Some outliers are present also in validation data, particularly data points with overestimated TIs, i.e. having higher diversity than expected. As mentioned above, these data points probably often represent infections established by more than one founder virus. One patient had substantial overestimation of time since infection, which might be due to superinfection from different donors rather than multiple founders from a single donor. However, it should be stressed that almost all outliers are still within +/- 2 years from the true TI. Neither overestimation nor underestimation of TI was clearly related to genetic subtype of the virus, transmission route, virus levels or template numbers (S11 and S12 Figs).

Discussion

Many newly diagnosed HIV-1 patients have an infection of unknown duration. This is problematic because accurate estimation of the time since infection (TI) is essential for understanding important aspects of HIV-1 epidemiology such as incidence, proportion of undiagnosed patients and late presentation. Most previous methods are suboptimal because they only categorize patients as being recently or long-term infected and/or are imprecise. Here, we show that genetic diversity calculated from NGS data enables fairly accurate estimation of TI, even many years after infection. We also show that NGS is superior to Sanger sequencing because inclusion of minority iSNVs below the Sanger detection limit (around 25%) substantially improves the accuracy of the TI estimates.

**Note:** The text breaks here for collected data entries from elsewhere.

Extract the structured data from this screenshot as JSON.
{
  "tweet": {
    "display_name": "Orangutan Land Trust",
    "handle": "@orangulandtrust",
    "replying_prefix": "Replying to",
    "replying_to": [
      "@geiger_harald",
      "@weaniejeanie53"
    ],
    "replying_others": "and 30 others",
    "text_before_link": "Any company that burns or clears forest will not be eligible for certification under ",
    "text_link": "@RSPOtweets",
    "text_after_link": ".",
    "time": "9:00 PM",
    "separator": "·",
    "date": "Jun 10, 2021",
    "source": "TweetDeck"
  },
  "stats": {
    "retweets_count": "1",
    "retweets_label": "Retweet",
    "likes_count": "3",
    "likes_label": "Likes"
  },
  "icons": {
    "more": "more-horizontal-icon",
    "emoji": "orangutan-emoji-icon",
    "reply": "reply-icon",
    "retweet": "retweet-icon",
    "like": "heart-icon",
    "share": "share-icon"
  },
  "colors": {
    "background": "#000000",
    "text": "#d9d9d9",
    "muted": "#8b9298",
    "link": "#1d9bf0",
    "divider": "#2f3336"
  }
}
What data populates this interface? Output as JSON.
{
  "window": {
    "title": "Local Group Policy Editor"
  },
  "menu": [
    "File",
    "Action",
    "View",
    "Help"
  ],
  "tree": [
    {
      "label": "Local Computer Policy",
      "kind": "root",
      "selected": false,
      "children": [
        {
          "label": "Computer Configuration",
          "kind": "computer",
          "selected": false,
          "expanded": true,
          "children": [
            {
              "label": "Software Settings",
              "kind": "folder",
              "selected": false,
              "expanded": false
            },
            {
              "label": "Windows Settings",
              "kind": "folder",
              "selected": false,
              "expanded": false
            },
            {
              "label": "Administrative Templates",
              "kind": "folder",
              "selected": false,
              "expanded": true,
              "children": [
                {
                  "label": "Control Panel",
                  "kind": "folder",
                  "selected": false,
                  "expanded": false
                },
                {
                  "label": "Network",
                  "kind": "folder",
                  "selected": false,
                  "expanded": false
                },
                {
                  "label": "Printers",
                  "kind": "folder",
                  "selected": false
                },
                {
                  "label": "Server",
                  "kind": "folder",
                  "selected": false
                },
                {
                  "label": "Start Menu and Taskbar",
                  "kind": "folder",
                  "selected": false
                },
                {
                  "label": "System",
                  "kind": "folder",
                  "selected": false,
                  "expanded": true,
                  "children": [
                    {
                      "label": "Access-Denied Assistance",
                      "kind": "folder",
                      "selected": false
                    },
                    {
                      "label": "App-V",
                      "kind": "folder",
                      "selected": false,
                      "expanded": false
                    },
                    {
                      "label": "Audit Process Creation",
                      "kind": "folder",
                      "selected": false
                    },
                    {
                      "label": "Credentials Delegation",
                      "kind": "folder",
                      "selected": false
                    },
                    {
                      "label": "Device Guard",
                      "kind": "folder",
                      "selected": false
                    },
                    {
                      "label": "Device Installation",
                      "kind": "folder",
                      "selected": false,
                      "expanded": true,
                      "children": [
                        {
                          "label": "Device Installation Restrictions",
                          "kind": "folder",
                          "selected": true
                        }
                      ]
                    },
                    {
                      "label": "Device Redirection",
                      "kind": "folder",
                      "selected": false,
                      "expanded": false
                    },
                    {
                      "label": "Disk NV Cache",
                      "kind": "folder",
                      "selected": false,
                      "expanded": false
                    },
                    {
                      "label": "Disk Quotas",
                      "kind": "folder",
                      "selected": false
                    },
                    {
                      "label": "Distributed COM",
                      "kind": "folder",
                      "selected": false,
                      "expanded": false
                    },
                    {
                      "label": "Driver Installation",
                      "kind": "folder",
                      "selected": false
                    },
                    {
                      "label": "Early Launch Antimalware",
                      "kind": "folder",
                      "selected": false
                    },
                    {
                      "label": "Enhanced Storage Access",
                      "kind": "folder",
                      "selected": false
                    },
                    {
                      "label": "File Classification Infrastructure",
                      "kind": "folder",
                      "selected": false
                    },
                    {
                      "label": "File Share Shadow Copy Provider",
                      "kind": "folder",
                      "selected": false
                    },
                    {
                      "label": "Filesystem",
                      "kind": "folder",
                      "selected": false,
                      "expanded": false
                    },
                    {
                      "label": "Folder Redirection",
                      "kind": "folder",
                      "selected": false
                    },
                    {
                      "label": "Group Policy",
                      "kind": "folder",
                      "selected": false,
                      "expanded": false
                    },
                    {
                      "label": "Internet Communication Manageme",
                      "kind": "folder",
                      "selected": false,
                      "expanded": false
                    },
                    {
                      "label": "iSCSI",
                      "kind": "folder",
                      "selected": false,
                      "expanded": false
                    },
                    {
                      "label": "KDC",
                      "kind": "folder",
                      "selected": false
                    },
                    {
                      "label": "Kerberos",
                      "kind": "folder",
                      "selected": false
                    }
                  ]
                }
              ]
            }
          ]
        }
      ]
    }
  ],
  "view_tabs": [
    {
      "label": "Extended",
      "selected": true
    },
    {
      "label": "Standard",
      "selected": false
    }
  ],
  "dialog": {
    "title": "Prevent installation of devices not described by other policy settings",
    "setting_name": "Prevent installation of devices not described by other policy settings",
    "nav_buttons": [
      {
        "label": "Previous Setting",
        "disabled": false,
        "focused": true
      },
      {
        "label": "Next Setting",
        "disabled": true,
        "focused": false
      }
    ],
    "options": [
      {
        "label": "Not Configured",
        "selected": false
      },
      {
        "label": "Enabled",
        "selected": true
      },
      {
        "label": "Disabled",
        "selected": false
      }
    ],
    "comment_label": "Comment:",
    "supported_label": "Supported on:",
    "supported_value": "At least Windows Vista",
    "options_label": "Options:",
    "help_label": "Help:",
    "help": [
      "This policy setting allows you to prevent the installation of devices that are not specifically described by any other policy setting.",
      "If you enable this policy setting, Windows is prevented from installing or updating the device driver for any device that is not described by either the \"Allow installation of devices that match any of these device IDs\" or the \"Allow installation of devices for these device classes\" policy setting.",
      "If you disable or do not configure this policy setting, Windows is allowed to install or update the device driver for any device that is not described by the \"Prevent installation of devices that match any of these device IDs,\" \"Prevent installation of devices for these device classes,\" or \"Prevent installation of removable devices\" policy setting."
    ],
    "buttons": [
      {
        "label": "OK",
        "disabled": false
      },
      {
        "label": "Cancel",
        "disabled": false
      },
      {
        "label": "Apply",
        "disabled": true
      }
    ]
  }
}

We investigated how the TI estimates were influenced by sequence length, genome region, codon position, iSNV cutoff and type of distance measure. We found that the most precise estimates of TI were obtained using average pairwise distance or site entropy based on 3rd codon positions in the pol gene. For these data viral diversity increases approximately linearly during at least 8 years after infection, which allows estimation of TI during this time period. The accuracy of the TI estimate was approximately +/- 1 year in long-term infections, and slightly better during the first year of infection. The env gene was less suitable than pol for estimating TI, especially if longer time had elapsed since infection. This is because frequent selective sweeps in env continuously remove diversity and this effect becomes increasingly evident with increasing time since infection [17, 24]. This explains why the most accurate results were obtained using 2000–3000 base pair long sequences covering pol, while omitting env. We found that most of temporal signal came from 3rd codon positions (at which most mutations are synonymous) and that omission of 1st and 2nd codon positions slightly improved TI estimates for iSNV cutoffs (xc) below 10%, i.e. when the full potential of NGS was utilized. Diversity measures based on average pairwise distance and site entropy outperformed the measure based on fraction of polymorphic sites at low iSNV cutoffs.

Based on our results we make the following recommendations for TI estimation based on HIV NGS data; average pairwise distance on 3rd codon positions in pol sequences with the lowest possible cutoff for iSNVs (in our case 0.3%). Importantly, we have validated our recommendations by applying them to a validation dataset consisting of NGS data from 31 additional patients with known infection times. The accuracy of TI estimation for the validation data was as accurate and precise as for the training data, which confirms the applicability of our method for broader clinical and epidemiological use. For convenience we provide a table that translates viral diversity into TI as well as a web application that estimates TI for user-defined regions of the HIV-1 genome.

Even though we primarily have focused on estimation of TI in individual patients, our method can be applied to estimation of incidence in populations. Many methods for HIV-1 incidence estimation in populations have been based on biomarkers that classify patients as recently or long-term infected (e.g. the BED and LAg assays). [17]. Such binary classification can be done based on NGS data; if the diversity is less than a specified cutoff value Dcr infection is classified as recent, and otherwise as long-term. The cutoff between recent and long-term infections can be chosen by the investigator using Table 2 or the website. For instance a diversity of 0.0021 for 3rd bases on pol corresponds to 180 days since infection. However, we have not fully determined two test properties that are required for most binary incidence estimators; the mean duration of recent infection (MDRI) and the false-recent rate (FRR) [38]. The NGS data can also be used to directly model HIV-1 incidence based on TIs [39, 40].

Our study has some limitations. Ideally we should have studied a larger and more diverse set of training and validation patients. However, patients with known time of infection, long followup without therapy and suitable biobank samples are rare. Today it would be unethical to delay start of ART. Thus, our training dataset consisted of patients who were diagnosed between 1990 and 2003 and retrospectively identified and investigated using stored biobank samples [24]. The patients in the validation dataset were diagnosed between 2003 and 2010, and as a consequence had shorter followup without ART. In the training dataset 9 of 11 patients were MSM infected with subtype-B virus. The validation patients had a more diverse distribution with 11 patients infected by other routes than MSM and 16 patients infected with non-B-subtypes. The precision in the TI estimate was similar for patients with MSM and non-MSM as well as subtype B and non-B infections, which again suggests that our regression coefficients can be broadly applied (S11 and S12 Figs).

Another limitation is that the true (i.e. “known”) TI was estimated from laboratory and clinical data and therefore has an error that we have not considered because it is difficult to estimate. However, such a measurement error, which surely exists, will reduce the accuracy at which TI can be estimated and assuming zero measurement error for the “true” TI is therefore conservative.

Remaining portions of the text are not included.